Drawing mostly from my experience in Sihanoukville, I can attest that expat groups tend to form primarily around linguistic similarities and secondly around ethnic affinities. For example, given that most Nordic individuals are usually fluent in English, they don’t have much difficulty in associating with Brits, Irish, Canadians, Americans, etc., and since many of those travelers coming from English-speaking countries, particularly those who settle down overseas, are of Anglo-Saxon extraction, the ethnic resemblance between them and the Nordics contributes considerably to the common identity of the social groups they form.
Along those very same lines, French expats tend to associate mostly with other French speakers, Italians with other Italian speakers, Russians with other Russians, and so on. In my case, however, and because of my multilingualism, I am usually able to navigate from one group to the next with relative ease. My recent visit to St. Petersburg and Moscow now makes for a very effective ice-breaker with the Russians, even though the question of Putin’s latest shenanigans in Ukraine is always lurking in the back of our minds as a subject to be handled with much care, which has thus far meant that my conversations with the Russians have never gone very far nor lasted very long.
The fact is one cannot wander a bit around the world demanding perfection in the circumstances that appear before us nor expecting excellence from the people that we meet along the way. In the long run, one has to apply a certain mixture of tolerance and selectivity to our travels. The tolerance ingredient in the mix resides, first, in accepting that things may not always turn out the way we planned them and, second, in knowing that most people we meet will hardly ever live up to our highest expectations. The selectivity aspect resides, first, in correctly assessing which local landmarks fall within the scope of our interest and, second, in knowing how to avoid socializing with individuals whose behavior falls below our standards of acceptability.

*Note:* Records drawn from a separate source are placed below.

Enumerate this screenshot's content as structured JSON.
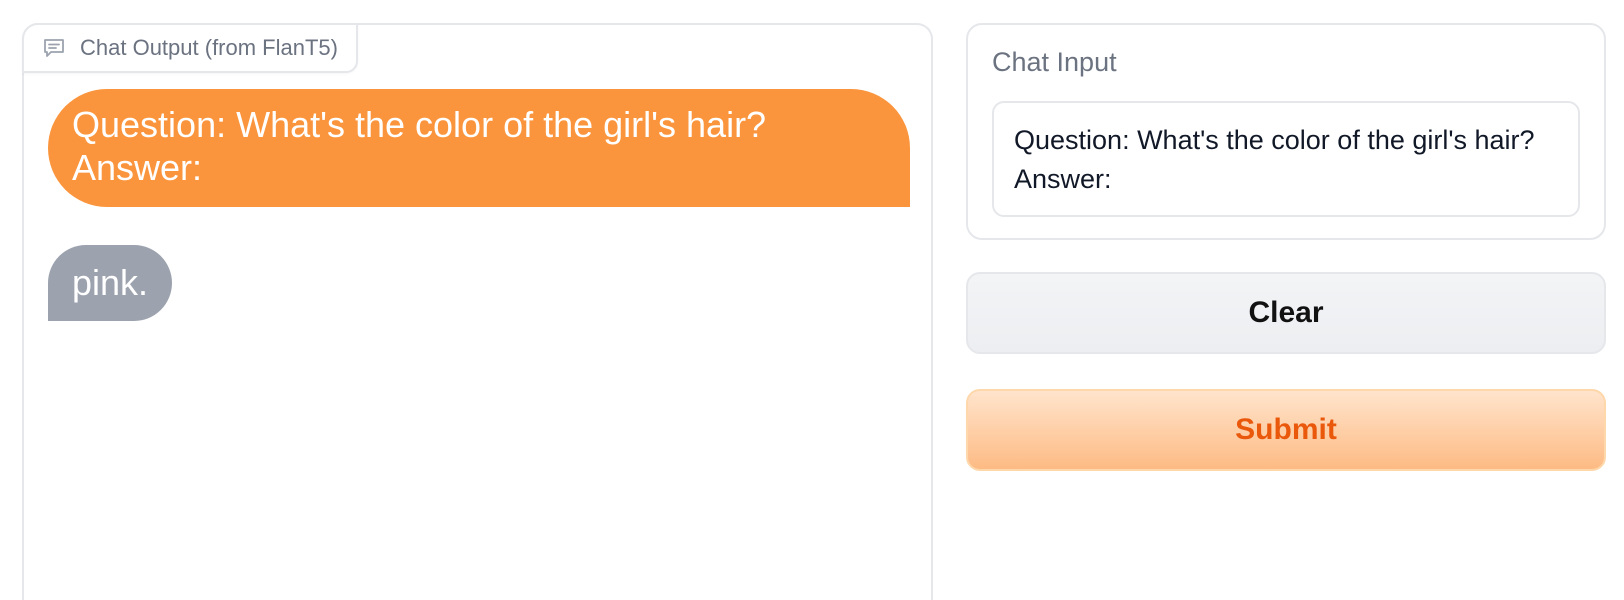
{
  "chat_output": {
    "label": "Chat Output (from FlanT5)",
    "label_icon": "chat-bubble-icon",
    "messages": [
      {
        "role": "user",
        "text": "Question: What's the color of the girl's hair?\nAnswer:"
      },
      {
        "role": "bot",
        "text": "pink."
      }
    ]
  },
  "chat_input": {
    "label": "Chat Input",
    "value": "Question: What's the color of the girl's hair?\nAnswer:"
  },
  "buttons": {
    "clear_label": "Clear",
    "submit_label": "Submit"
  },
  "colors": {
    "user_bubble": "#fb953d",
    "bot_bubble": "#9ca3af",
    "submit_text": "#ea580c",
    "submit_bg": "#fdbb84"
  }
}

From the perspective of this moment, there may be many roads left for me to travel, many landscapes left to contemplate, many faces left to see, and many experiences left to be had, but the path I have thus far walked tells me that, regardless of how far my feet may take me, I probably won’t find much difference between the people I may encounter in the future and those I have encountered in the past, as deep down inside we all have the same instincts, needs and desires.
And such basic commonality levels the human playing field by investing all of us with the same potential to express the good, the excellent, the bad, the petty, the beautiful and the ugly characteristics that make of the human race the often-contradictory, often-inexplicable, but always fascinating species that we are.